9 In addition to addressing the City’s authority to revoke the Family’s right to continue campground operations on their land, the Supreme Court also addressed the Family’s asserted statutory right to rebuild and maintain an essential facility that burned in a 1999 fire. That issue—though an interesting question of land-use law as well—is beyond the scope of this article.
10 See Hooper, 353 N.W. 2d at 140; Freeborn Cnty., 295 Minn. at 99.
11 The record is unclear as to whether the Family was prompted to do so at the behest of city officials.
12 The City argued that the Family was foreclosed from contesting the validity of the 1984 permit at this juncture because it failed to prosecute this argument in the lower court; however, the Supreme Court dismissed that argument because it was set forth in the Family’s early pleadings. White, 840 N.W.2d at 50.
13 See Cnty. of Morrison v. Wheeler, 722 N.W. 329, 334 (Minn.App., 2006) (noting municipalities have broad discretion to make zoning decisions); but see Koontz v. St. Johns River Management Dist., 2013 WL 3184628, 7 (U.S., 2013) (applying heightened scrutiny where the exercise of constitutional rights are conditioned on the receipt of discretionary land use approvals).
14 See White, 822 N.W.2d at 325 (the court of appeal interpreted Minnesota law to allow for revocation of non-conforming uses in order further the legislative purposes in advancing the general welfare of the public).
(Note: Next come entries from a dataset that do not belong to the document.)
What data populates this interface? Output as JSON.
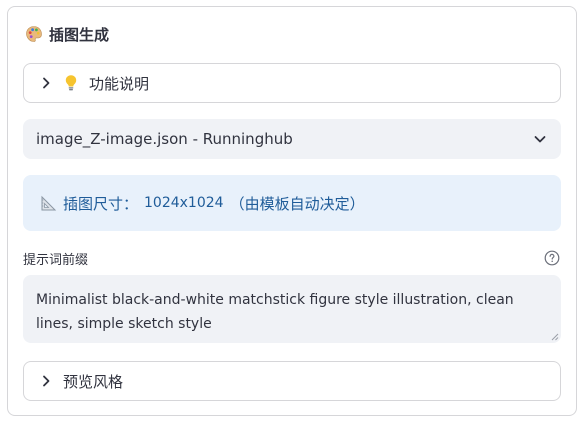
{
  "panel": {
    "title": "插图生成",
    "title_icon": "palette-icon"
  },
  "expander_help": {
    "icon": "lightbulb-icon",
    "label": "功能说明",
    "expanded": false
  },
  "template_select": {
    "value": "image_Z-image.json - Runninghub"
  },
  "info_box": {
    "icon": "triangular-ruler-icon",
    "label": "插图尺寸：",
    "size": "1024x1024",
    "note": "（由模板自动决定）"
  },
  "prompt_prefix": {
    "label": "提示词前缀",
    "value": "Minimalist black-and-white matchstick figure style illustration, clean lines, simple sketch style"
  },
  "expander_preview": {
    "label": "预览风格",
    "expanded": false
  },
  "colors": {
    "info_bg": "#e8f1fb",
    "info_text": "#1f5c99",
    "input_bg": "#f0f2f6",
    "border": "#d6d6d9"
  }
}
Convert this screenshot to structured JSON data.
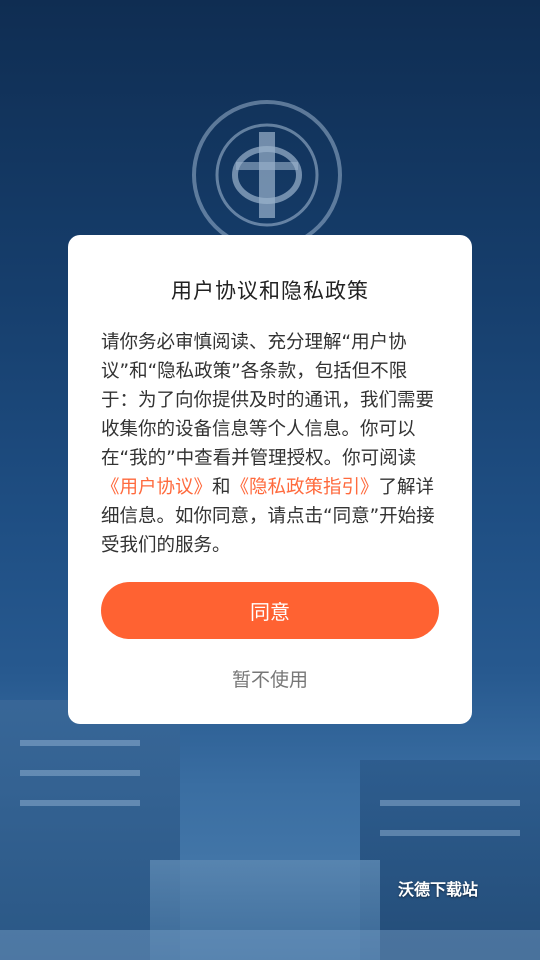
{
  "background": {
    "emblem_icon": "university-emblem"
  },
  "dialog": {
    "title": "用户协议和隐私政策",
    "body_parts": [
      "请你务必审慎阅读、充分理解“用户协议”和“隐私政策”各条款，包括但不限于：为了向你提供及时的通讯，我们需要收集你的设备信息等个人信息。你可以在“我的”中查看并管理授权。你可阅读",
      "《用户协议》",
      "和",
      "《隐私政策指引》",
      "了解详细信息。如你同意，请点击“同意”开始接受我们的服务。"
    ],
    "agree_label": "同意",
    "decline_label": "暂不使用"
  },
  "colors": {
    "accent": "#ff6232",
    "link": "#ff6a3d",
    "background_top": "#0f2d52"
  },
  "watermark": "沃德下载站"
}
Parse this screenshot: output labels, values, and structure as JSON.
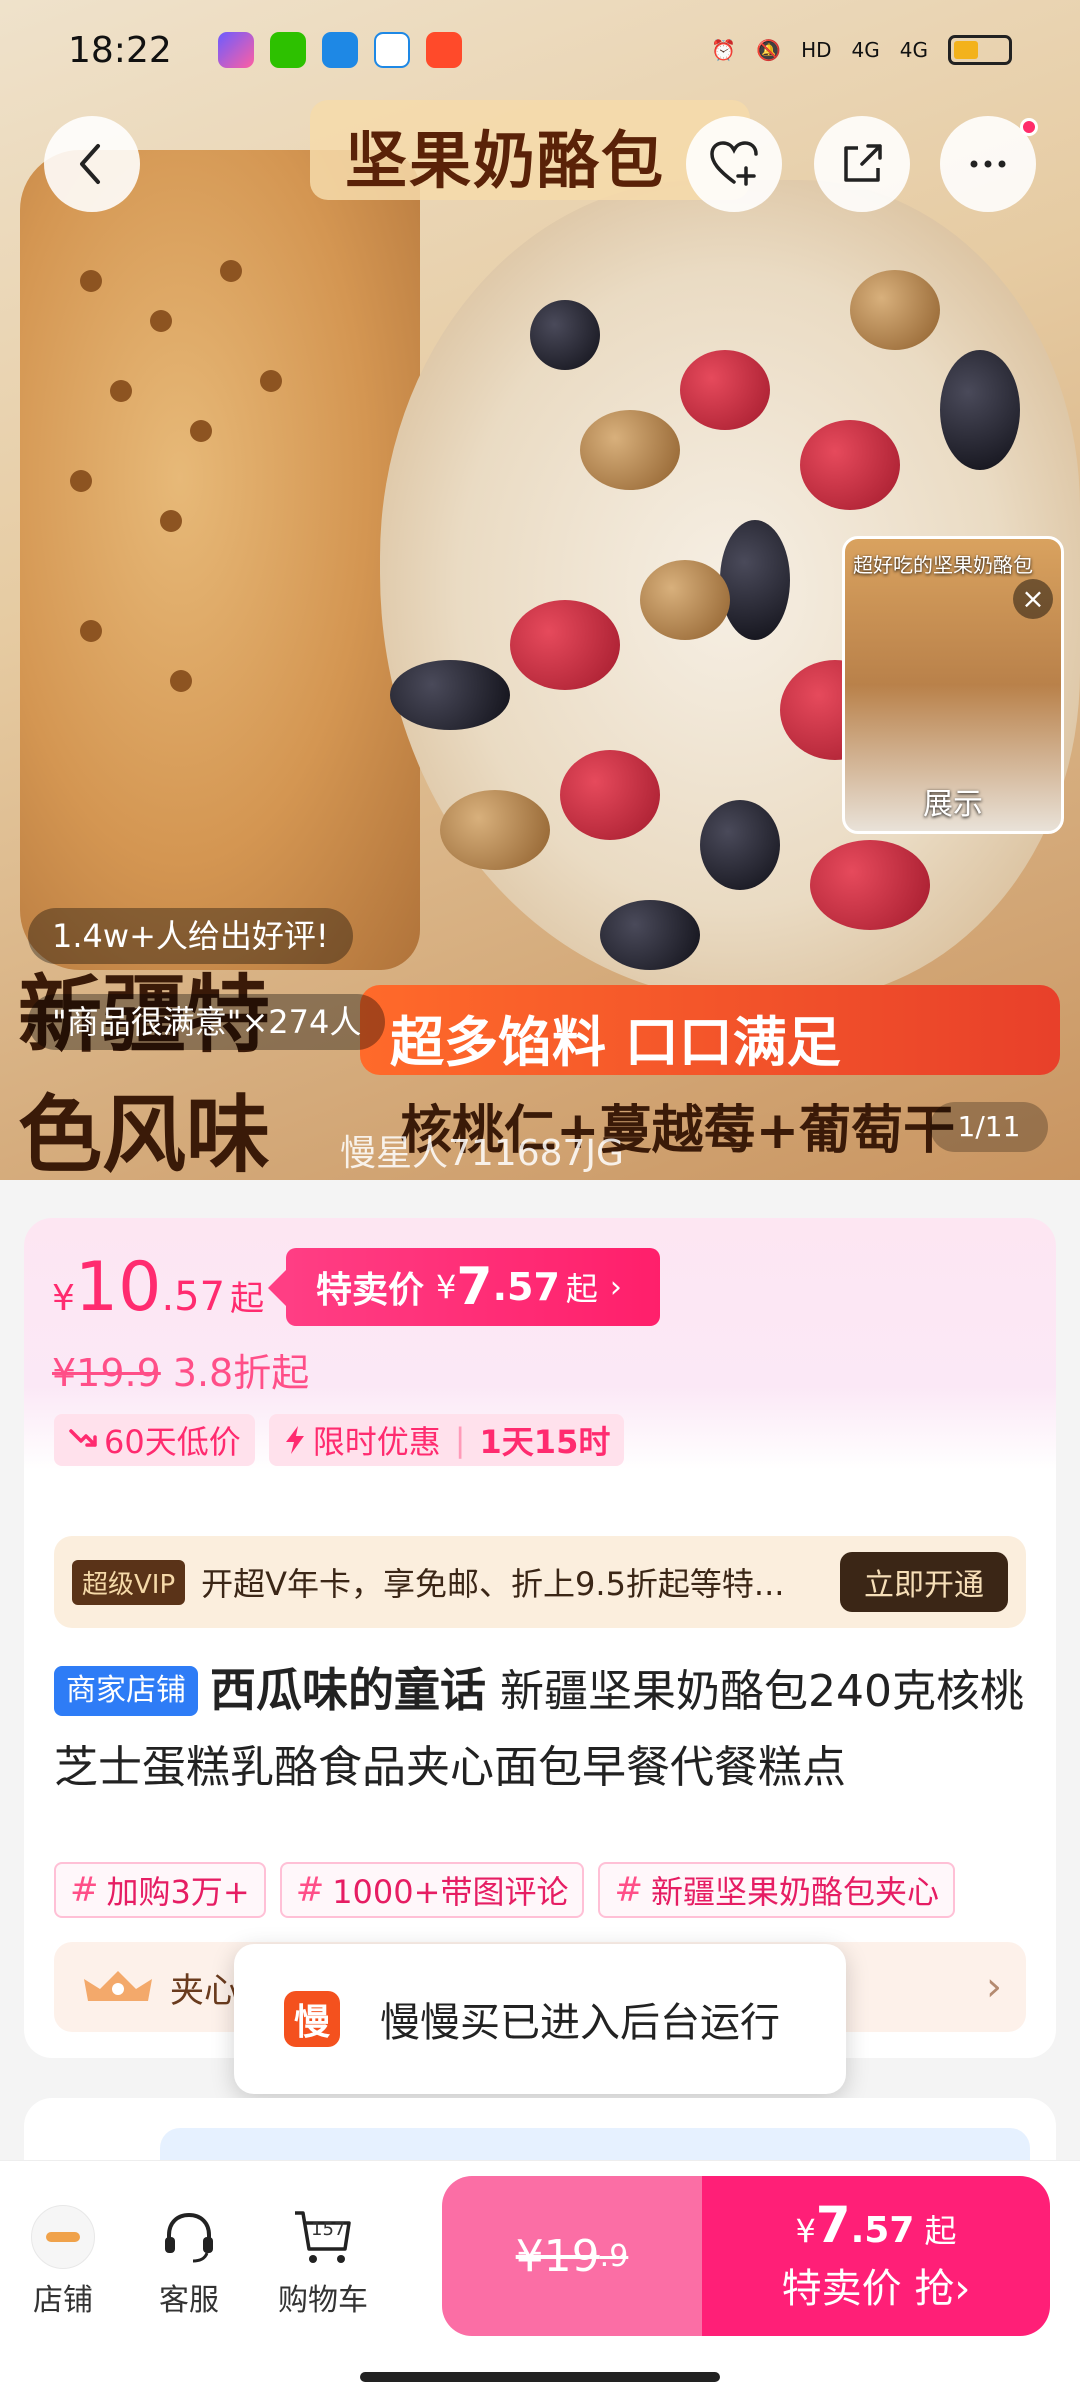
{
  "status_bar": {
    "time": "18:22",
    "network": "4G",
    "hd_label": "HD",
    "battery_level": 0.3
  },
  "hero": {
    "title": "坚果奶酪包",
    "review_line1": "1.4w+人给出好评!",
    "review_line2": "\"商品很满意\"×274人",
    "banner_red": "超多馅料 口口满足",
    "banner_left1": "新疆特",
    "banner_left2": "色风味",
    "banner_bottom": "核桃仁+蔓越莓+葡萄干",
    "watermark": "慢星人711687JG",
    "page_counter": "1/11",
    "mini_video_title": "超好吃的坚果奶酪包",
    "mini_video_label": "展示"
  },
  "price": {
    "yen": "¥",
    "main_int": "10",
    "main_dec": ".57",
    "qi": "起",
    "sale_label": "特卖价",
    "sale_int": "7",
    "sale_dec": ".57",
    "original": "¥19.9",
    "discount": "3.8折起"
  },
  "badges": {
    "low_price": "60天低价",
    "limited": "限时优惠",
    "countdown": "1天15时"
  },
  "vip": {
    "tag": "超级VIP",
    "text": "开超V年卡，享免邮、折上9.5折起等特...",
    "button": "立即开通"
  },
  "product": {
    "shop_tag": "商家店铺",
    "shop_name": "西瓜味的童话",
    "title": " 新疆坚果奶酪包240克核桃芝士蛋糕乳酪食品夹心面包早餐代餐糕点"
  },
  "tags": [
    "加购3万+",
    "1000+带图评论",
    "新疆坚果奶酪包夹心"
  ],
  "rank": {
    "text": "夹心"
  },
  "toast": {
    "icon_char": "慢",
    "text": "慢慢买已进入后台运行"
  },
  "bottom_bar": {
    "store": "店铺",
    "service": "客服",
    "cart": "购物车",
    "cart_count": "157",
    "buy_left_int": "¥19",
    "buy_left_dec": ".9",
    "buy_right_yen": "¥",
    "buy_right_int": "7",
    "buy_right_dec": ".57",
    "buy_right_qi": "起",
    "buy_right_action": "特卖价 抢"
  },
  "colors": {
    "accent": "#ff1f77",
    "vip_brown": "#3b2616",
    "shop_tag_blue": "#2e7cf6"
  },
  "icons": [
    "back-arrow-icon",
    "favorite-add-icon",
    "share-icon",
    "more-icon",
    "close-icon",
    "trend-down-icon",
    "lightning-icon",
    "chevron-right-icon",
    "headset-icon",
    "cart-icon"
  ]
}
15 White, 840 N.W.2d at 49.
16 White, 840 N.W.2d at 51.
17 The Court refused to accept the City’s assertion that intent can be inferred by acquiescence to the City’s requirement to obtain a permit. This makes sense because, as amici MVRA and NFIB pointed out, a landowner might accept such a permit to avoid the threat of enforcement actions without intent to actually waive any preexisting property rights.
18 Id. at 51 (also noting that it is possible for a landowner to freely waive property rights in entering an agreement with a land use authority).